Your water system is now filled with this non-toxic antifreeze that will keep your lines and tanks safe. Ensure you use only non-toxic RV antifreeze! Using regular antifreeze will contaminate your water system and could make you very sick when you try to use it again.
Step 3: Prepping the Outside
To keep your rig working and looking great, there’s some outside work to do as well. This prep work will protect more of your RV than you realize and keep you from having to spend time and money on unnecessary maintenance later.
- Completely wash the exterior. Leaving dirt and pollution on the outside of the rig can cause serious wear in the gel coat of your fiberglass. This is the main reason that graphics fade and gel coats yellow.

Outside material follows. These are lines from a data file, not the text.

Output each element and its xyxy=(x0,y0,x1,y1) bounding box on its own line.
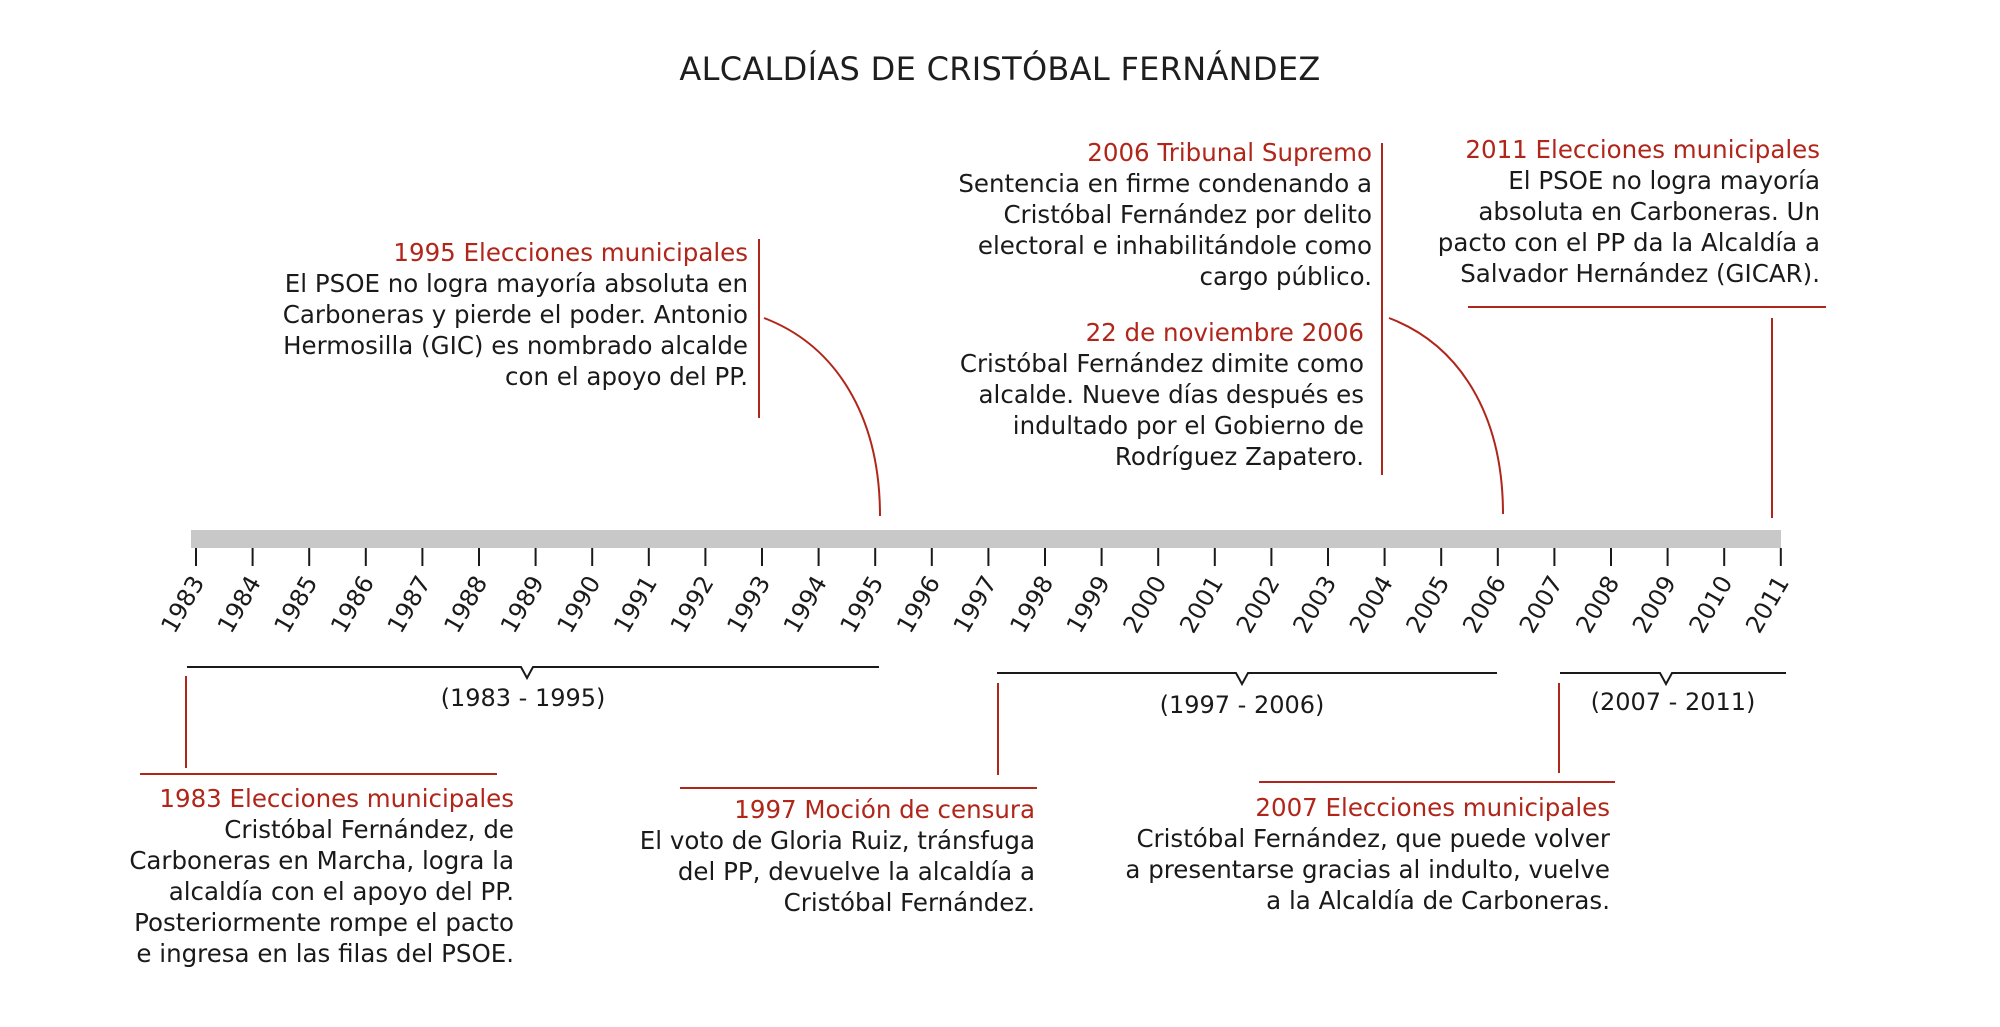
event-2007-body: Cristóbal Fernández, que puede volver a presentarse gracias al indulto, vuelve a la Alcaldía de Carboneras. xyxy=(1125,824,1610,915)
event-2006-tribunal-body: Sentencia en firme condenando a Cristóbal Fernández por delito electoral e inhabilitándole como cargo público. xyxy=(958,169,1372,291)
year-label-1996: 1996 xyxy=(891,571,946,638)
period-label-1983-1995: (1983 - 1995) xyxy=(440,684,606,712)
year-label-1986: 1986 xyxy=(325,571,380,638)
year-label-1987: 1987 xyxy=(381,571,437,638)
year-label-2005: 2005 xyxy=(1400,571,1456,638)
event-1997-heading: 1997 Moción de censura xyxy=(734,795,1035,824)
period-bracket-2007-2011 xyxy=(1560,673,1786,684)
year-label-2011: 2011 xyxy=(1740,571,1795,638)
year-ticks xyxy=(196,548,1781,566)
event-2007 xyxy=(1100,792,1610,916)
year-label-2001: 2001 xyxy=(1174,571,1229,638)
year-label-1997: 1997 xyxy=(947,571,1003,638)
year-label-2004: 2004 xyxy=(1344,571,1399,638)
year-label-1993: 1993 xyxy=(721,571,777,638)
event-1983-heading: 1983 Elecciones municipales xyxy=(159,784,514,813)
period-label-2007-2011: (2007 - 2011) xyxy=(1590,688,1756,716)
year-label-2010: 2010 xyxy=(1683,571,1739,638)
event-1983 xyxy=(110,783,514,969)
event-2006-november-heading: 22 de noviembre 2006 xyxy=(1085,318,1364,347)
year-label-1995: 1995 xyxy=(834,571,890,638)
event-2006-november xyxy=(900,317,1364,472)
year-label-1990: 1990 xyxy=(551,571,607,638)
year-label-2000: 2000 xyxy=(1117,571,1173,638)
year-label-1998: 1998 xyxy=(1004,571,1060,638)
year-label-2002: 2002 xyxy=(1230,571,1286,638)
year-label-1988: 1988 xyxy=(438,571,494,638)
page-title: ALCALDÍAS DE CRISTÓBAL FERNÁNDEZ xyxy=(679,50,1321,88)
year-label-1999: 1999 xyxy=(1061,571,1116,638)
year-label-1985: 1985 xyxy=(268,571,324,638)
year-label-1991: 1991 xyxy=(608,571,663,638)
year-label-1989: 1989 xyxy=(495,571,550,638)
event-2006-november-body: Cristóbal Fernández dimite como alcalde. Nueve días después es indultado por el Gobierno de Rodríguez Zapatero. xyxy=(959,349,1364,471)
event-1983-body: Cristóbal Fernández, de Carboneras en Marcha, logra la alcaldía con el apoyo del PP. Posteriormente rompe el pacto e ingresa en las filas del PSOE. xyxy=(129,815,514,968)
year-label-1994: 1994 xyxy=(778,571,833,638)
connector-2006-curve xyxy=(1389,318,1503,514)
year-label-2009: 2009 xyxy=(1627,571,1682,638)
year-label-1983: 1983 xyxy=(155,571,211,638)
event-2011 xyxy=(1400,134,1820,289)
event-1997-body: El voto de Gloria Ruiz, tránsfuga del PP, devuelve la alcaldía a Cristóbal Fernández. xyxy=(639,826,1035,917)
event-1995-heading: 1995 Elecciones municipales xyxy=(393,238,748,267)
event-2007-heading: 2007 Elecciones municipales xyxy=(1255,793,1610,822)
year-label-2008: 2008 xyxy=(1570,571,1626,638)
year-label-2007: 2007 xyxy=(1513,571,1569,638)
year-label-2003: 2003 xyxy=(1287,571,1343,638)
period-label-1997-2006: (1997 - 2006) xyxy=(1159,691,1325,719)
event-1995 xyxy=(260,237,748,392)
year-labels xyxy=(155,571,1795,638)
event-1995-body: El PSOE no logra mayoría absoluta en Carboneras y pierde el poder. Antonio Hermosilla (GIC) es nombrado alcalde con el apoyo del PP. xyxy=(282,269,748,391)
event-2006-tribunal xyxy=(900,137,1372,292)
year-label-1984: 1984 xyxy=(212,571,267,638)
period-bracket-1983-1995 xyxy=(187,667,879,678)
year-label-2006: 2006 xyxy=(1457,571,1512,638)
timeline-axis-bar xyxy=(191,530,1781,548)
event-2011-body: El PSOE no logra mayoría absoluta en Carboneras. Un pacto con el PP da la Alcaldía a Salvador Hernández (GICAR). xyxy=(1437,166,1820,288)
connector-1995-curve xyxy=(764,318,880,516)
period-bracket-1997-2006 xyxy=(997,673,1497,684)
event-2006-tribunal-heading: 2006 Tribunal Supremo xyxy=(1087,138,1372,167)
event-1997 xyxy=(580,794,1035,918)
year-label-1992: 1992 xyxy=(664,571,720,638)
event-2011-heading: 2011 Elecciones municipales xyxy=(1465,135,1820,164)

- Wash the awning and make sure it’s completely dry before putting it away. Dirt and pollution can do a number on your awning, and so can any moisture left on it when you put it away. If it freezes, it can cause cracks.
- If possible, jack up the RV to get the pressure off the tires to avoid flat spots.

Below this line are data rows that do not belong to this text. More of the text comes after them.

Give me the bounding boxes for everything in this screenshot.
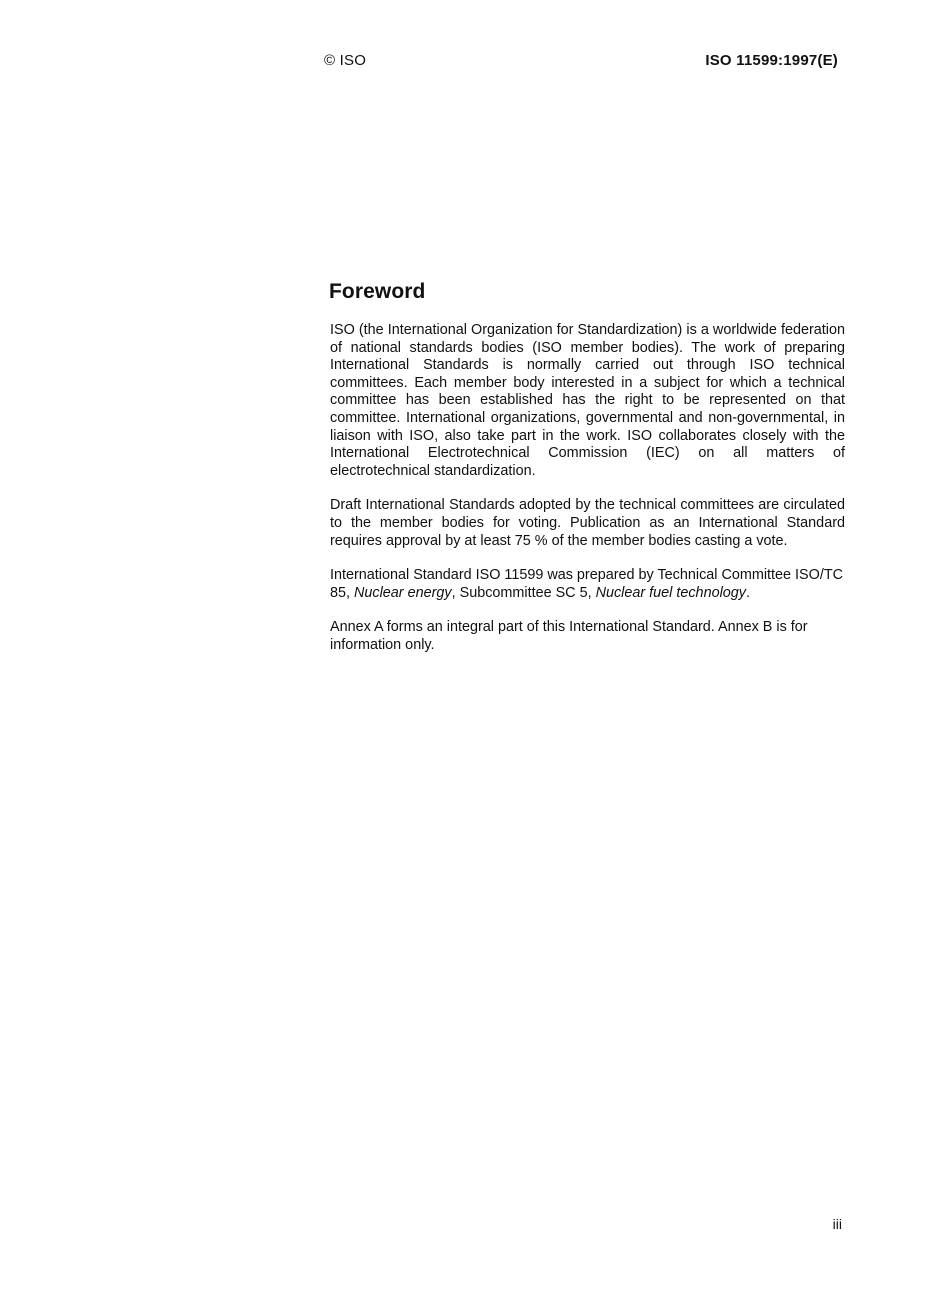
header-document-id: ISO 11599:1997(E) <box>705 52 838 69</box>
foreword-title: Foreword <box>329 280 426 303</box>
paragraph-3-text-c: . <box>745 584 750 601</box>
foreword-paragraph-2: Draft International Standards adopted by the technical committees are circulated to the member bodies for voting. Publication as an International Standard requires approval by at least 75 % of the member bodies casting a vote. <box>330 497 845 549</box>
header-copyright: © ISO <box>324 52 367 69</box>
foreword-paragraph-1: ISO (the International Organization for Standardization) is a worldwide federation of national standards bodies (ISO member bodies). The work of preparing International Standards is normally carried out through ISO technical committees. Each member body interested in a subject for which a technical committee has been established has the right to be represented on that committee. International organizations, governmental and non-governmental, in liaison with ISO, also take part in the work. ISO collaborates closely with the International Electrotechnical Commission (IEC) on all matters of electrotechnical standardization. <box>330 322 845 479</box>
paragraph-3-text-a: International Standard ISO 11599 was prepared by Technical Committee ISO/TC 85, <box>330 567 844 601</box>
page-number: iii <box>832 1216 842 1232</box>
committee-name-nuclear-energy: Nuclear energy <box>354 584 452 601</box>
foreword-paragraph-4: Annex A forms an integral part of this International Standard. Annex B is for information only. <box>330 619 808 653</box>
foreword-paragraph-3 <box>330 567 845 602</box>
foreword-body <box>330 322 845 672</box>
paragraph-3-text-b: , Subcommittee SC 5, <box>451 584 596 601</box>
subcommittee-name-nuclear-fuel-technology: Nuclear fuel technology <box>595 584 746 601</box>
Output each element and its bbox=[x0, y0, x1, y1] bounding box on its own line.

- Disconnect the battery. Even when you have everything turned off, little things can draw power and ruin your battery. It’s best to store the battery in a warm, dry place.
- Protect the RV with an RV cover if possible. This will keep the sun off the exterior graphics, dirt and pollution off the gel coat, and keep the tires covered up so they don’t become damaged from dry rot. If you don’t get a full RV cover, at least invest in tire covers to keep your tires in good working order to avoid a blowout from cracks.
- If your RV is a motorhome, fill all the fluids and disconnect the chassis battery as well.
- Fill up your propane tanks. They need the pressure in there to keep the liquid from turning into a gas and evaporating.
Step 4: Regular Visits
Make several visits to your RV over the winter to make sure nothing has changed since your last visit.
- Check for damage or theft. The sooner you find and report it, the more likely the perpetrator will be caught.
- Head inside to ensure nothing has decided to call your RV home for the winter. This includes rodents, insects, and depending on the area, even people. The sooner a situation such as this is discovered, the less damage will be done.
- If you weren’t able to jack it up off the tires, moving the RV will help to keep the tires from getting flatspots.
- If the RV is stored outside and it has been snowing, remove the snow from the roof. The weight can sometimes be too much and cause the roof to cave in.
With your RV fully winterized and making regular visits to ensure its well-being, your first trip out in the spring will be much more enjoyable! This may seem like a lot of work now, but the repairs you’ll have to make later if you skip it are going to cost you a lot more time, and money, than winterizing ever will!